Detection of meticillin-resistant Staphylococcus aureus and carbapenemase-producing Enterobacteriaceae in Danish emergency departments - evaluation of national screening guidelines.

机构信息

Emergency Department, Hospital Sønderjylland, Aabenraa, Denmark; Department of Regional Health Research, University of Southern Denmark, Aabenraa, Denmark.
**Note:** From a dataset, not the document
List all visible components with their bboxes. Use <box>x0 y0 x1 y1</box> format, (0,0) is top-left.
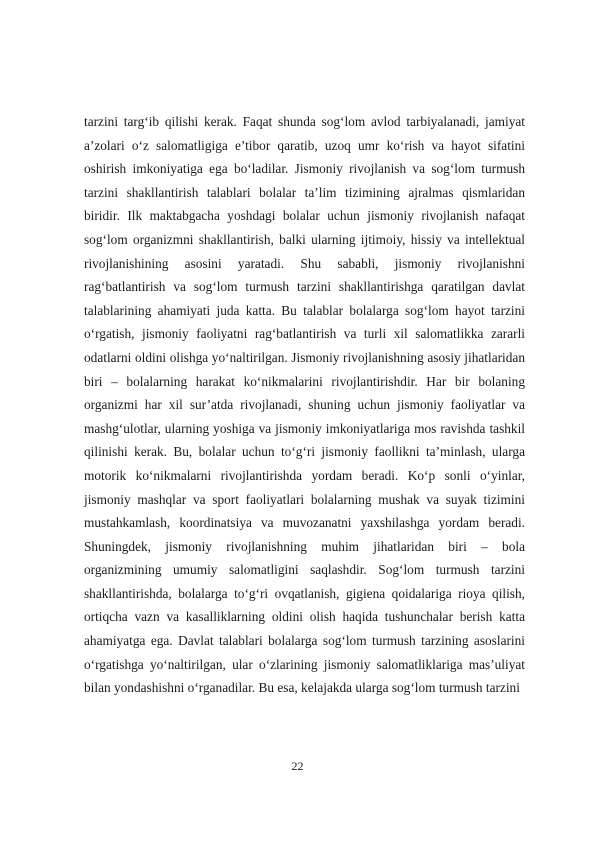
page-number: 22 <box>291 759 304 773</box>
body-paragraph: tarzini targ‘ib qilishi kerak. Faqat shunda sog‘lom avlod tarbiyalanadi, jamiyat a’zolari o‘z salomatligiga e’tibor qaratib, uzoq umr ko‘rish va hayot sifatini oshirish imkoniyatiga ega bo‘ladilar. Jismoniy rivojlanish va sog‘lom turmush tarzini shakllantirish talablari bolalar ta’lim tizimining ajralmas qismlaridan biridir. Ilk maktabgacha yoshdagi bolalar uchun jismoniy rivojlanish nafaqat sog‘lom organizmni shakllantirish, balki ularning ijtimoiy, hissiy va intellektual rivojlanishining asosini yaratadi. Shu sababli, jismoniy rivojlanishni rag‘batlantirish va sog‘lom turmush tarzini shakllantirishga qaratilgan davlat talablarining ahamiyati juda katta. Bu talablar bolalarga sog‘lom hayot tarzini o‘rgatish, jismoniy faoliyatni rag‘batlantirish va turli xil salomatlikka zararli odatlarni oldini olishga yo‘naltirilgan. Jismoniy rivojlanishning asosiy jihatlaridan biri – bolalarning harakat ko‘nikmalarini rivojlantirishdir. Har bir bolaning organizmi har xil sur’atda rivojlanadi, shuning uchun jismoniy faoliyatlar va mashg‘ulotlar, ularning yoshiga va jismoniy imkoniyatlariga mos ravishda tashkil qilinishi kerak. Bu, bolalar uchun to‘g‘ri jismoniy faollikni ta’minlash, ularga motorik ko‘nikmalarni rivojlantirishda yordam beradi. Ko‘p sonli o‘yinlar, jismoniy mashqlar va sport faoliyatlari bolalarning mushak va suyak tizimini mustahkamlash, koordinatsiya va muvozanatni yaxshilashga yordam beradi. Shuningdek, jismoniy rivojlanishning muhim jihatlaridan biri – bola organizmining umumiy salomatligini saqlashdir. Sog‘lom turmush tarzini shakllantirishda, bolalarga to‘g‘ri ovqatlanish, gigiena qoidalariga rioya qilish, ortiqcha vazn va kasalliklarning oldini olish haqida tushunchalar berish katta ahamiyatga ega. Davlat talablari bolalarga sog‘lom turmush tarzining asoslarini o‘rgatishga yo‘naltirilgan, ular o‘zlarining jismoniy salomatliklariga mas’uliyat bilan yondashishni o‘rganadilar. Bu esa, kelajakda ularga sog‘lom turmush tarzini <box>84 114 525 696</box>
Emergency Department, Hospital Sønderjylland, Aabenraa, Denmark; Department of Regional Health Research, University of Southern Denmark, Aabenraa, Denmark.

出版信息

J Hosp Infect. 2020 Jan;104(1):27-32. doi: 10.1016/j.jhin.2019.08.024. Epub 2019 Sep 5.
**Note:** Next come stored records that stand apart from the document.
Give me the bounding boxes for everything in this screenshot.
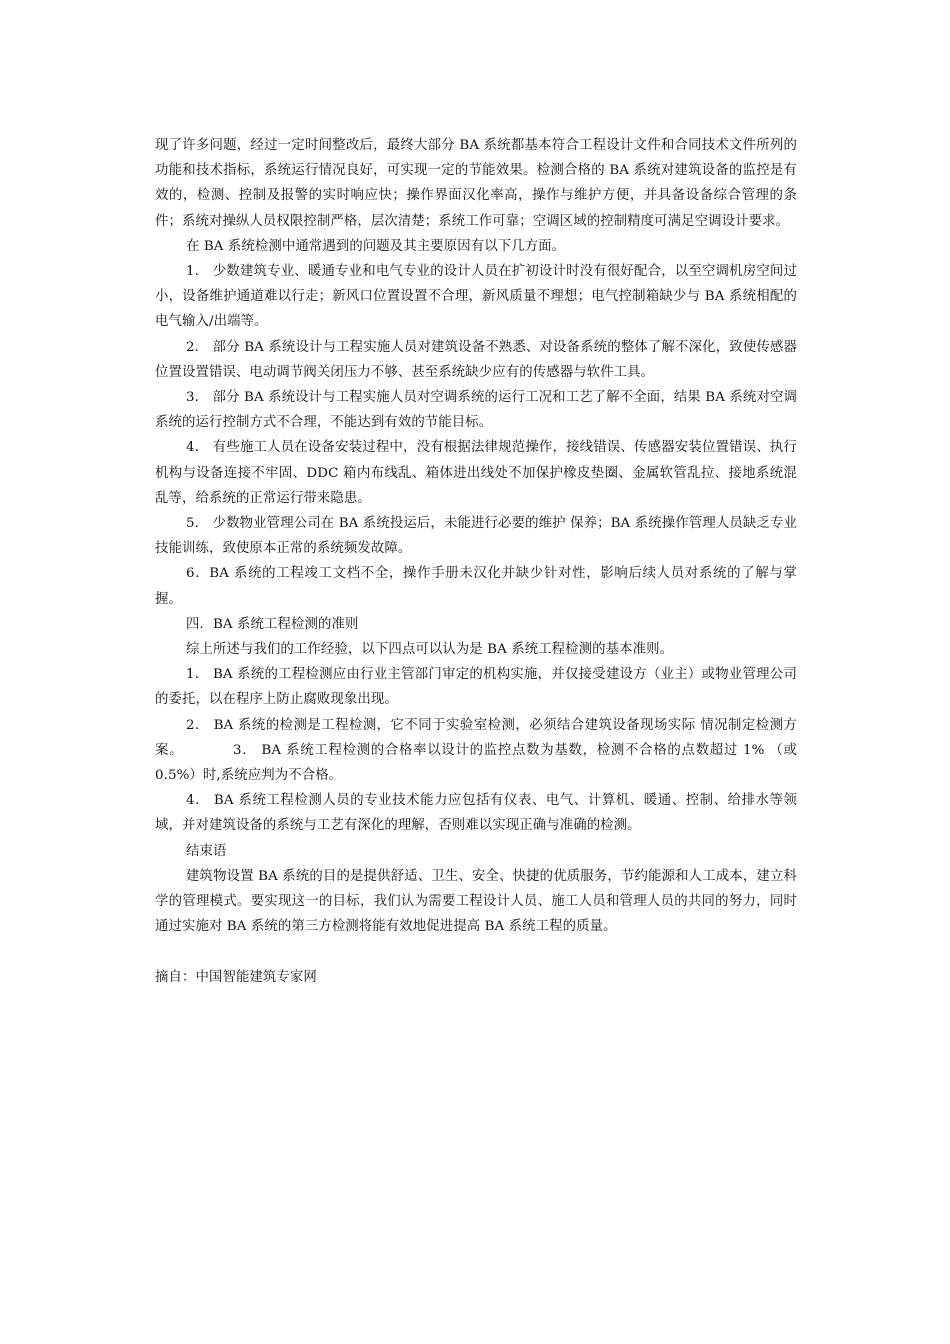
paragraph-problem-6: 6．BA 系统的工程竣工文档不全，操作手册未汉化并缺少针对性，影响后续人员对系统的了解与掌握。 — [155, 566, 797, 607]
paragraph-problem-1: 1． 少数建筑专业、暖通专业和电气专业的设计人员在扩初设计时没有很好配合，以至空调机房空间过小，设备维护通道难以行走；新风口位置设置不合理，新风质量不理想；电气控制箱缺少与 BA 系统相配的电气输入/出端等。 — [155, 264, 797, 330]
paragraph-intro: 现了许多问题，经过一定时间整改后，最终大部分 BA 系统都基本符合工程设计文件和合同技术文件所列的功能和技术指标，系统运行情况良好，可实现一定的节能效果。检测合格的 BA 系统对建筑设备的监控是有效的，检测、控制及报警的实时响应快；操作界面汉化率高，操作与维护方便，并具备设备综合管理的条件；系统对操纵人员权限控制严格，层次清楚；系统工作可靠；空调区域的控制精度可满足空调设计要求。 — [155, 138, 797, 229]
paragraph-principle-2-3: 2． BA 系统的检测是工程检测，它不同于实验室检测，必须结合建筑设备现场实际 情况制定检测方案。 3． BA 系统工程检测的合格率以设计的监控点数为基数，检测不合格的点数超过 1% （或 0.5%）时,系统应判为不合格。 — [155, 717, 797, 784]
paragraph-problem-3: 3． 部分 BA 系统设计与工程实施人员对空调系统的运行工况和工艺了解不全面，结果 BA 系统对空调系统的运行控制方式不合理，不能达到有效的节能目标。 — [155, 390, 797, 431]
section-heading-principles: 四．BA 系统工程检测的准则 — [186, 616, 359, 632]
paragraph-problem-2: 2． 部分 BA 系统设计与工程实施人员对建筑设备不熟悉、对设备系统的整体了解不深化，致使传感器位置设置错误、电动调节阀关闭压力不够、甚至系统缺少应有的传感器与软件工具。 — [155, 339, 797, 380]
paragraph-problem-4: 4． 有些施工人员在设备安装过程中，没有根据法律规范操作，接线错误、传感器安装位置错误、执行机构与设备连接不牢固、DDC 箱内布线乱、箱体进出线处不加保护橡皮垫圈、金属软管乱拉、接地系统混乱等，给系统的正常运行带来隐患。 — [155, 440, 797, 506]
paragraph-principle-1: 1． BA 系统的工程检测应由行业主管部门审定的机构实施，并仅接受建设方（业主）或物业管理公司的委托，以在程序上防止腐败现象出现。 — [155, 667, 797, 708]
paragraph-principles-intro: 综上所述与我们的工作经验，以下四点可以认为是 BA 系统工程检测的基本准则。 — [186, 642, 674, 658]
paragraph-conclusion: 建筑物设置 BA 系统的目的是提供舒适、卫生、安全、快捷的优质服务，节约能源和人工成本，建立科学的管理模式。要实现这一的目标，我们认为需要工程设计人员、施工人员和管理人员的共同的努力，同时通过实施对 BA 系统的第三方检测将能有效地促进提高 BA 系统工程的质量。 — [155, 868, 797, 935]
paragraph-problems-heading: 在 BA 系统检测中通常遇到的问题及其主要原因有以下几方面。 — [186, 238, 566, 254]
source-citation: 摘自：中国智能建筑专家网 — [155, 969, 317, 985]
paragraph-principle-4: 4． BA 系统工程检测人员的专业技术能力应包括有仪表、电气、计算机、暖通、控制、给排水等领域，并对建筑设备的系统与工艺有深化的理解，否则难以实现正确与准确的检测。 — [155, 793, 797, 834]
paragraph-problem-5: 5． 少数物业管理公司在 BA 系统投运后，未能进行必要的维护 保养；BA 系统操作管理人员缺乏专业技能训练，致使原本正常的系统频发故障。 — [155, 516, 797, 557]
document-page — [155, 133, 797, 990]
section-heading-conclusion: 结束语 — [186, 843, 227, 859]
DOI:10.1016/j.jhin.2019.08.024
PMID:31494129
Abstract

BACKGROUND

Multi-resistant bacteria (MRB) are an emerging problem. Early identification of patients colonized with MRB is mandatory to avoid in-hospital transmission and to target antibiotic treatment. Since most patients pass through specialized emergency departments (EDs), these departments are crucial in early identification. The Danish National Board of Health (DNBH) has developed exposure-based targeted screening tools to identify and isolate carriers of meticillin-resistant Staphylococcus aureus (MRSA) and carbapenemase-producing Enterobacteriaceae (CPE).

AIM

To assess the national screening tools for detection of MRSA and CPE carriage in a cohort of acute patients. The objectives were to investigate: (i) if the colonized patients were detected; and (ii) if the colonized patients were isolated.

METHODS

This was a multi-centre cross-sectional survey of adults visiting EDs. The patients answered the DNBH questions, and swabs were taken from the nose, throat and rectum. The collected samples were examined for MRSA and CPE. Screening performances were calculated.

FINDINGS

Of the 5117 included patients, 16 were colonized with MRSA and four were colonized with CPE. The MRSA screening tool had sensitivity of 50% [95% confidence interval (CI) 25-75%] for carrier detection and 25% (95% CI 7-52%) for carrier isolation. The CPE screening tool had sensitivity of 25% (95% CI 1-81%) and none of the CPE carriers were isolated.

CONCLUSION

The national screening tools were of limited use as the majority of MRSA and CPE carriers passed unidentified through the EDs, and many patients were isolated unnecessarily.

摘要

背景

多耐药菌(MRB)是一个新出现的问题。早期识别定植 MRB 的患者对于避免院内传播和靶向抗生素治疗至关重要。由于大多数患者都经过专门的急诊部门(ED),因此这些部门在早期识别中至关重要。丹麦国家卫生局(DNBH)已经开发了基于暴露的靶向筛查工具,以识别和隔离耐甲氧西林金黄色葡萄球菌(MRSA)和产碳青霉烯酶肠杆菌科(CPE)的携带者。

目的

评估国家筛查工具在急性患者队列中检测 MRSA 和 CPE 定植的情况。目的是调查:(i)是否检测到定植患者;以及(ii)是否对定植患者进行了隔离。

方法

这是一项多中心横断面调查,涉及访问急诊部门的成年人。患者回答 DNBH 的问题,并从鼻子、喉咙和直肠采集拭子。收集的样本用于检测 MRSA 和 CPE。计算筛查性能。

结果

在纳入的 5117 名患者中,有 16 名患者定植了 MRSA,有 4 名患者定植了 CPE。MRSA 筛查工具的敏感性为 50%(95%CI 25-75%),用于检测携带者,敏感性为 25%(95%CI 7-52%),用于携带者隔离。CPE 筛查工具的敏感性为 25%(95%CI 1-81%),且没有 CPE 携带者被隔离。

结论

国家筛查工具的使用受到限制,因为大多数 MRSA 和 CPE 携带者未被识别而通过 ED,且许多患者不必要地被隔离。